The Trump administration is stuck in a word cloud of probabilities of his own making. The war is over. The war is on. The war isn’t a war. We have a deal, but we don’t have a deal, but we’re about to have a deal. We destroyed Iran’s military. No, we left it intact. We want regime change. No we don’t. We already accomplished it. We “obliterated” Iran’s nuclear program a year ago. We had to go to war in February to prevent nuclear war. The Strait of Hormuz is open, closed, or something in-between. No deal without “unconditional surrender.” Let’s make a deal!
This everything-all-at-once vibe can be disorienting, particularly since most Americans didn’t have a war with Iran on their bingo cards until the shooting had already started. President Trump didn’t prepare the country or consult with Congress beforehand because he thought it would all be a smashing success in a matter of weeks.
The miscalculation that started it all: killing Iran’s Supreme Leader, Ayatollah Ali Khamenei, and much of Iran’s senior leadership, on the first day of the war. To “the great proud people of Iran, I say tonight that the hour of your freedom is at hand,” Trump announced on Feb. 28. “When we are finished, take over your government. It will be yours to take. This will be probably your only chance for generations.”
I support regime change in Iran and shed no tears for Khamenei or his goons. But when you start a war by killing the regime’s top leaders, it’s not unreasonable for the remaining ones to conclude that you really intend regime change.
Khamenei was a murderous fanatic, but he was a fairly cautious one. He liked to threaten closing the Strait of Hormuz or attacking our regional allies, but he was reluctant to actually do it, fearing it would invite a regime change war. The mullahs and IRGC goons believed, not unreasonably, that if they lost their grip on power, they’d be lynched by the Iranian people they’ve brutalized for decades.
By starting with a regime change war, Trump removed any reason for the regime not to go for broke. When you have nothing to lose — particularly when you are a millenarian religious fanatic — a Persian Alamo strategy makes a lot of sense.
So Iran closed the Strait of Hormuz and attacked its neighbors.
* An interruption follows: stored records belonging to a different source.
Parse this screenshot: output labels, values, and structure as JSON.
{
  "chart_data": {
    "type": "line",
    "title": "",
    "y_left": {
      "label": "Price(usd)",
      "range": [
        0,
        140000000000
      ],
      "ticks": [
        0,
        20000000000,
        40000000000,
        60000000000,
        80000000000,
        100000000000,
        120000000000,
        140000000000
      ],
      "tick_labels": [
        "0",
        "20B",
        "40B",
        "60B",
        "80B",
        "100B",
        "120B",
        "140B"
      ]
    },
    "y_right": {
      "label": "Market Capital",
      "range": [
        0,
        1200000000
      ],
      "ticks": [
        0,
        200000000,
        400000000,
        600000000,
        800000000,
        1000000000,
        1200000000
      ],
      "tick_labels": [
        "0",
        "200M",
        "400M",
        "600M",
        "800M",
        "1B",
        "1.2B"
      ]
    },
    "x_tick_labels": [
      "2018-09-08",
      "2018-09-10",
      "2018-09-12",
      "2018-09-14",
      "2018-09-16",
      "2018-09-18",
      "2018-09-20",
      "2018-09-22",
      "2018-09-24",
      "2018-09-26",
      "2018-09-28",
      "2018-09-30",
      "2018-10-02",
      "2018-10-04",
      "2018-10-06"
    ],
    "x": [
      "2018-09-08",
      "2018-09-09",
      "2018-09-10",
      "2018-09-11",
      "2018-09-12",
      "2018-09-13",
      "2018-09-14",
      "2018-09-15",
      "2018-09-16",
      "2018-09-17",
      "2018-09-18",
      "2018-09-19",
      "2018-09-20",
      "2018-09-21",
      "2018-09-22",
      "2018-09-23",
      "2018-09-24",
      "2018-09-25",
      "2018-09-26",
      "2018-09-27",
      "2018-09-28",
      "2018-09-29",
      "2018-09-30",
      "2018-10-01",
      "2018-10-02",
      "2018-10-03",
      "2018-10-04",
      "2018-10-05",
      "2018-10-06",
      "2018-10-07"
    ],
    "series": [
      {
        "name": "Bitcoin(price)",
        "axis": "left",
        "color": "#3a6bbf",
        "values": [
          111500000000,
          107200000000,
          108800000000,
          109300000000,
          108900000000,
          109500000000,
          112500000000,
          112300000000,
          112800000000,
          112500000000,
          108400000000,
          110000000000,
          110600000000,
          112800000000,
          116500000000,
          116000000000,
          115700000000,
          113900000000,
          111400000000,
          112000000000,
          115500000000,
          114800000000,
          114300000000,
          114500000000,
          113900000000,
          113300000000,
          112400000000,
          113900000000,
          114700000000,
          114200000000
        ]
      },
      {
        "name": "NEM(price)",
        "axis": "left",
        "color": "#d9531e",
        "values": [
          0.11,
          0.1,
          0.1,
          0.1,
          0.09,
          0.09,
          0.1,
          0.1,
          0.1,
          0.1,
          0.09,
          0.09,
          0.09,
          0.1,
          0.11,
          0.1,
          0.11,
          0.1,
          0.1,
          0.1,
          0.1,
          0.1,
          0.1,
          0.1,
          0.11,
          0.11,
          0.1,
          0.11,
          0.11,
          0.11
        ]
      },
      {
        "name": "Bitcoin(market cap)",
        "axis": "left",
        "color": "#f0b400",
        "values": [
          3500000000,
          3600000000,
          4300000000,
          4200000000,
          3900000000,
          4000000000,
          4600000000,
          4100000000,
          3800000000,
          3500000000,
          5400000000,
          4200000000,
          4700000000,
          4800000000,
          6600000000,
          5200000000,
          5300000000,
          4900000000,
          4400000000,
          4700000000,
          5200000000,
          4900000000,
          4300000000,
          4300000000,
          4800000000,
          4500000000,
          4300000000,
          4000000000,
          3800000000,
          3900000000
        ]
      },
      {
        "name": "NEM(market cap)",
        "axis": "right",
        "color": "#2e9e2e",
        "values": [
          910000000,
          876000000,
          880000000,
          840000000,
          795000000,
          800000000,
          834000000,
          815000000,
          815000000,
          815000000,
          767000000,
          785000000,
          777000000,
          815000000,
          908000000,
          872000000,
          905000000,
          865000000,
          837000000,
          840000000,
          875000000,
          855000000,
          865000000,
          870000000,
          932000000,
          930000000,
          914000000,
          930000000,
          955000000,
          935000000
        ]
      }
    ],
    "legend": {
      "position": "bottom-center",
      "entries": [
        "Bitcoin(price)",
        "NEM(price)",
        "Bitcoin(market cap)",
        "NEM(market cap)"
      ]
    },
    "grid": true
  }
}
But it turns out this wasn’t the Alamo. In the contest of wills, Trump blinked. The Iranian regime’s tolerance for punishment proved — so far — to be greater than Trump’s and that of our gulf allies. Militarily we could finish the job, but that would require ground troops and much greater economic turmoil. In a conflict Trump launched unilaterally without the prior support of Congress, NATO or the American people, Trump doesn’t have the political capital for that.
But that’s only half the problem. Trump wants the war over, but he doesn’t want to pay — militarily, economically, politically — what that would cost. So he wants to make a deal that ends it. But there is no deal available that wouldn’t come at an equally undesirable cost. Any deal that looks like what President Obama struck with the Iranians would be too embarrassing to bear. But the Iranians are convinced that they can get just such a deal, and they’re willing to drag things out as long as it takes.
The result: Trump’s in a box of his own making. He thinks he can talk his way out by simply asserting a reality that doesn’t exist. When the financial markets get nervous, he announces a breakthrough that is, at best, a possibility. When the Iranians agree to a deal that looks similar to one Obama might negotiate, Trump goes back to his threats.
It can’t go on forever. But I’m sure it’ll last until long after this column is forgotten.